Даже родной язык начинает изменять Рубцову, и нечто немецкое – «что есть нового?» – появляется в его стихотворных конструкциях.

Понятно, что так играть нельзя.

Игра эта опасна прежде всего для собственной души, и – случайно ли? – флотские стихи Рубцова поражают своей внутренней пустотой:

Улыбку смахнул
командир с лица:
Эсминец в атаку брошен.
Все наше искусство
и все сердца
В атаку брошены тоже.

Чужие слова, отработанные, ставшие штампами, мертвые схемы полностью вытесняют из стихов голос самого Рубцова, превращают стихи в графоманские опусы:

Я труду научился на флоте,
И теперь на любом берегу
Без большого размаха в работе
Я, наверное, жить не смогу...

Кощунственно говорить такое о Рубцове, но мы пытаемся проследить, насколько это возможно, подлинный Путь поэта.

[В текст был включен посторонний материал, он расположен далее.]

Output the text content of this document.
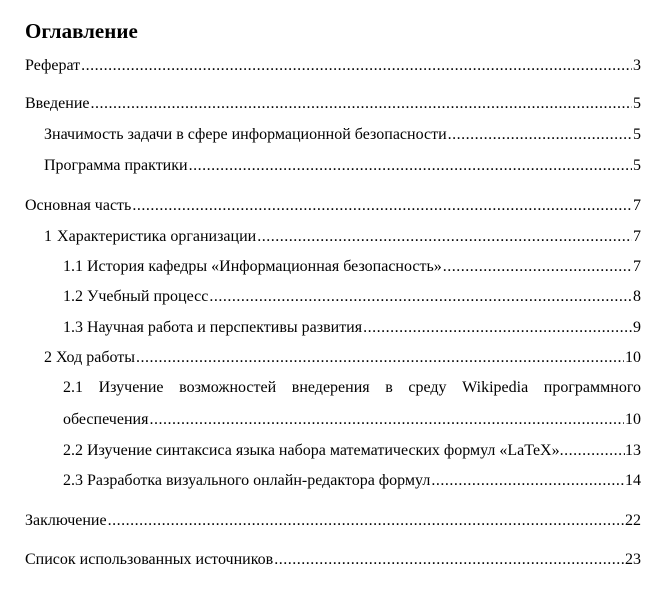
Оглавление
Реферат .....	3
Введение .....	5
Значимость задачи в сфере информационной безопасности .....	5
Программа практики .....	5
Основная часть .....	7
1 Характеристика организации .....	7
1.1 История кафедры «Информационная безопасность» .....	7
1.2 Учебный процесс .....	8
1.3 Научная работа и перспективы развития .....	9
2 Ход работы .....	10
2.1 Изучение возможностей внедерения в среду Wikipedia программного
обеспечения .....	10
2.2 Изучение синтаксиса языка набора математических формул «LaTeX» .....	13
2.3 Разработка визуального онлайн-редактора формул .....	14
Заключение .....	22
Список использованных источников .....	23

А идти по этому Пути было трудно...

И – увы – часто сворачивал Рубцов на уводящие вбок кривые тропинки, и только чудом – вот оно, истинное Чудо! – удавалось ему вернуться назад.

Здесь, наверное, позволительно будет небольшое отступление.

У нас сложился своеобразный жанр воспоминаний-биографий, где в лучших традициях житийной литературы рисуется облик этакого ортодоксально-советского, благостно-русского человека.

Традиция, в принципе заслуживающая внимания, но такие фигуры, как Рубцов, невзирая на все потуги его фанатов, в подобные схемы не вмещаются.

И прежде всего потому, что в биографии Рубцова при всем желании невозможно обнаружить благостного единения поэта с народом...

Напротив, отслеживая его контакты не с приятелями, не со знакомыми, а с народом вообще, обнаруживаешь, что всегда в такие минуты Рубцов чувствовал себя неуютно...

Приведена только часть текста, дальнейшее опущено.